Fen Lisesinde okuyan ilk görme engelli

Futbol ve satranç oynayan, bateri çalan Baran, üniversite giriş sınavında 268. olarak Koç Üniversitesi Uluslararası İlişkiler bölümüne tam burslu olarak yerleşmiş. Baran, eğitim yaşamında karşılaştığı zorlukları ve mesleğe karar veriş sürecini şöyle anlattı:

“Fen Lisesi’nde okuyan ilk görme engelli öğrenci ben oldum. EnerjiSA Bandırma Fen Lisesi’nde, biraz Fizik’ten sıkıntı çektim. Görerek yapılması, öğrenilmesi gereken bazı Fizik konuları zor geldi ama diğer derslerde hiç sıkıntı çekmedim. Sınava kısa bir süre kala Sayısal’dan TM alanına geçtim. Çok riskli bir durum aslında. 3 haftada edebiyat konularını bitirdim. Çok çalıştım ama her halükârda iyi bir sonuç alacağımı biliyordum, 268. oldum. Koç Üniversitesi’ni gezerken Rektör, uluslararası ilişkilere girmemi önermişti, oraya kaydoldum.

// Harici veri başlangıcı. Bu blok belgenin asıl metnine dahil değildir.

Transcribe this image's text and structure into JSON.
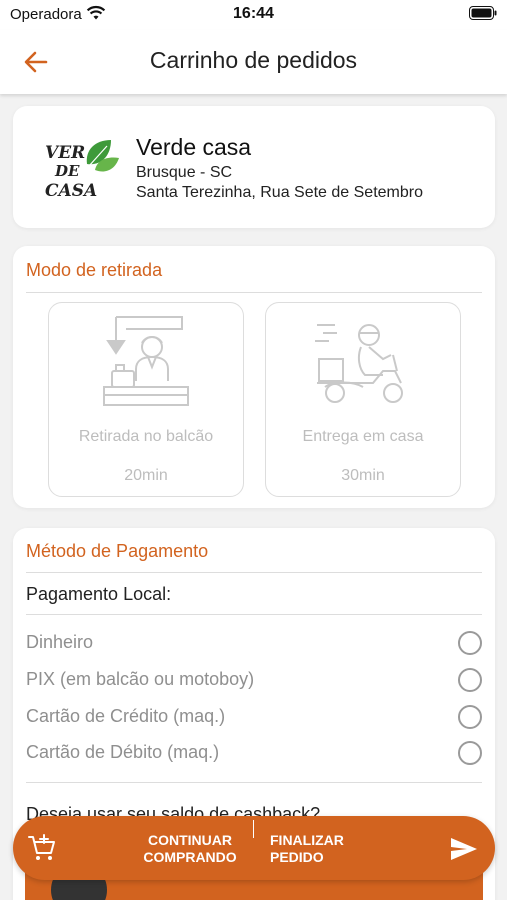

Üniversitede çitf anadal yapacağım ama ne olacağına henüz karar vermedim. Yüksek lisans da yapmayı düşünüyorum.” Üniversiteye hazırlanırken saate değil konuya bağlı çalıştığını anlatan Baran, “Hedef odaklı çalışmak lazım. Konuyu bitirince bateri çalacağım diyordum ve çalıyordum. Konuya göre derslere 5-10 dakika ayırdığım da oluyordu 10-15 saat de” dedi.

Yelken ve bisiklet

Doğuştan glokom (göz tansiyonu) rahatsızlığı nedeniyle çeşitli ameliyatlar geçiren Oğuz Uğur, Parıltı Derneği Başkanı Psikolog Dr. Hale Bacakoğlu’nun yönlendirmesiyle mahallesindeki okulda kaynaştırma öğrencisi olarak öğrenim görmüş. 9 yaşındayken yelkenli tekne kullanan Oğuz, yelkenli tekne kullanan Türkiye’de ilk, dünyada ikinci görme engelli olmuş. 2007’den itibaren mandolinle ilgilenen, çeşitli organizasyonlarda küçük konserler veren Oğuz, 2012’de başladığı İstanbul Prof. Dr. Mümtaz Turhan Sosyal Bilimler Lisesi’ne dördüncü olarak girmiş ve bu okulda Uluslararası Bakalorya Programı’na (IB) katılmış.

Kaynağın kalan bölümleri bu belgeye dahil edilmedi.